The Luster of Lost Things by Sophie Chen Keller

Author:Sophie Chen Keller
Language: eng
Format: epub
Publisher: Penguin Publishing Group
Published: 2017-08-08T04:00:00+00:00


15

Gradually, I slow to a jog and then a walk, and the lightbulbs in the tunnel grow fewer and farther between, and I pass under eye-watering patches of light and I pass through stretches of darkness and I pass by more rooms but I don’t bother to search them anymore now that I know the Junker is at the end of the tunnel.

I walk, placing one foot in front of the other, and I walk in a straight line and the line I walk is so straight that my senses warp.

I have walked to the ends of the earth.

I have gone nowhere at all.

Time melts into a seamless loop, a figure eight. The tunnel stretches before me, unbroken, the stone impenetrable, and my knees ache and I don’t know where I am or where I am going or how long it will take to get there, and that confirms my inkling that I might be lost.

The notion that a person could lose a piece of himself without realizing it had seemed fantastic and abstract when I was sitting beside Nico. Wouldn’t you feel it the moment after you took a wrong turn—the chill down your spine, the urgency of being lost, the danger?

But maybe it is something like this, where the journey to being lost goes on for ages and there isn’t much to alert you of treacherous territory, just miles to go in an endless tunnel of banality. Still, I put one foot in front of the other, because I have started, and so I must finish.

The tunnel goes on, and has it been five minutes or an hour? The tour group will board the train again at the end of the hour but it does not matter if they leave without me; I am not leaving until I find the Book.

My feet start to throb, and then I hardly notice them moving anymore and I have to train my gaze on them to make sure they are working. The next time I look up, I see the chain links of a fence growing out of the tunnel walls in front of me, and beyond the fence is a swing set in shades of black and white and gray, and farther down the tunnel is a hopscotch grid inhabited by painted kangaroos.

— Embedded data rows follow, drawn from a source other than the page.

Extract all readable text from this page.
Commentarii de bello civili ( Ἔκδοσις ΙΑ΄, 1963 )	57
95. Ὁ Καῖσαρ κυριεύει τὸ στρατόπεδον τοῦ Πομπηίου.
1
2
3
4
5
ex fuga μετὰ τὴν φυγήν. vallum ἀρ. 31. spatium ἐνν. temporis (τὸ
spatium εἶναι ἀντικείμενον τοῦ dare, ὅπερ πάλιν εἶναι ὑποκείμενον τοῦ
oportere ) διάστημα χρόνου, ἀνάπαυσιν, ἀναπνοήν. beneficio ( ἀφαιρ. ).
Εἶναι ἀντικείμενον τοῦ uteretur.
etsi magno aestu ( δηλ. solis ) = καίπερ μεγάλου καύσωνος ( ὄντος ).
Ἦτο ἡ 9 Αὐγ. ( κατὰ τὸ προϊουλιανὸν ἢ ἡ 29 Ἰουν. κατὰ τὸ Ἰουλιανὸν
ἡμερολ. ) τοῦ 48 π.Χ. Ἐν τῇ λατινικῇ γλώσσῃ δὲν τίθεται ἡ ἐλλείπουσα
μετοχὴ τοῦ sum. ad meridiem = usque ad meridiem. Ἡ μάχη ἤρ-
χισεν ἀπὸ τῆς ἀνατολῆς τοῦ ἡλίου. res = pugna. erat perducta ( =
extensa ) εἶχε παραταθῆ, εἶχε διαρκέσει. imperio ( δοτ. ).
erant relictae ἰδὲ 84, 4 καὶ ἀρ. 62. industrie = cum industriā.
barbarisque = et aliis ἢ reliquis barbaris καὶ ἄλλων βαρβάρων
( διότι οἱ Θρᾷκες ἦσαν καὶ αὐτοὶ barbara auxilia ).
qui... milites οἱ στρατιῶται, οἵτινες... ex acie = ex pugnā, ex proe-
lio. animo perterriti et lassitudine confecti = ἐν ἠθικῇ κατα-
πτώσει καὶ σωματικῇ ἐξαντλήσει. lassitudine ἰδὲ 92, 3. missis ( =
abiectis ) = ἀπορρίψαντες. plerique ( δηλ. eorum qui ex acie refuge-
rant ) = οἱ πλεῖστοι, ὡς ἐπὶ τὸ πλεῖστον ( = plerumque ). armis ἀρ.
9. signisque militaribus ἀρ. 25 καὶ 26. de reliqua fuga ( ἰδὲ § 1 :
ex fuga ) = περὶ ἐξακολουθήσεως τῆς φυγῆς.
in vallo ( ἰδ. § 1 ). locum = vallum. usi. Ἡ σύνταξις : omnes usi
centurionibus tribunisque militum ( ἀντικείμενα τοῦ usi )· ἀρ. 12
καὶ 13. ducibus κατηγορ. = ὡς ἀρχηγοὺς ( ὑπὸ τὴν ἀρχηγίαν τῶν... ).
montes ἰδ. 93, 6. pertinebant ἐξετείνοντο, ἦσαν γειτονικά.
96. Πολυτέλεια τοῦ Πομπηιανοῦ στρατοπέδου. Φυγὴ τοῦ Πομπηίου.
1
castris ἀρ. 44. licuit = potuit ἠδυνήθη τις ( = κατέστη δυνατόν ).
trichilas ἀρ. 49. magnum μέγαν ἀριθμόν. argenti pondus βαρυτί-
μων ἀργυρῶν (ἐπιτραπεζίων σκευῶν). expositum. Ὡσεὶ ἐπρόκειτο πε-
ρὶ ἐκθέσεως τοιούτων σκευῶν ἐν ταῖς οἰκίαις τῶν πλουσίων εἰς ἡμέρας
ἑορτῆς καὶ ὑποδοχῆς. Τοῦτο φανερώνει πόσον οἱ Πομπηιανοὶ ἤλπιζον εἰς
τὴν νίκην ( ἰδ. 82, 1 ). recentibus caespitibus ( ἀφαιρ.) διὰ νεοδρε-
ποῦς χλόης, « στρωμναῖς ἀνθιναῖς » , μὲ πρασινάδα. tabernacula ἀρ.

I know this place, those cartoon kangaroos: it is the playground of my elementary school. I consider the fence and step through it. The swings are deserted except for a little boy rocking absently with one toe and tracing melancholic patterns on the ground with the other, and I hear a metal squeak and remember how rusty the swing set was and how the squeaking grew louder when the air turned humid before rain.

The little boy regards my approach with eyes round as dinner plates and the ends of his scarf bump lightly against his chest as he rocks. The sweater he is wearing is a medium gray but I know by the three fish on the front and the starfish on the elbow what time and scene we are in.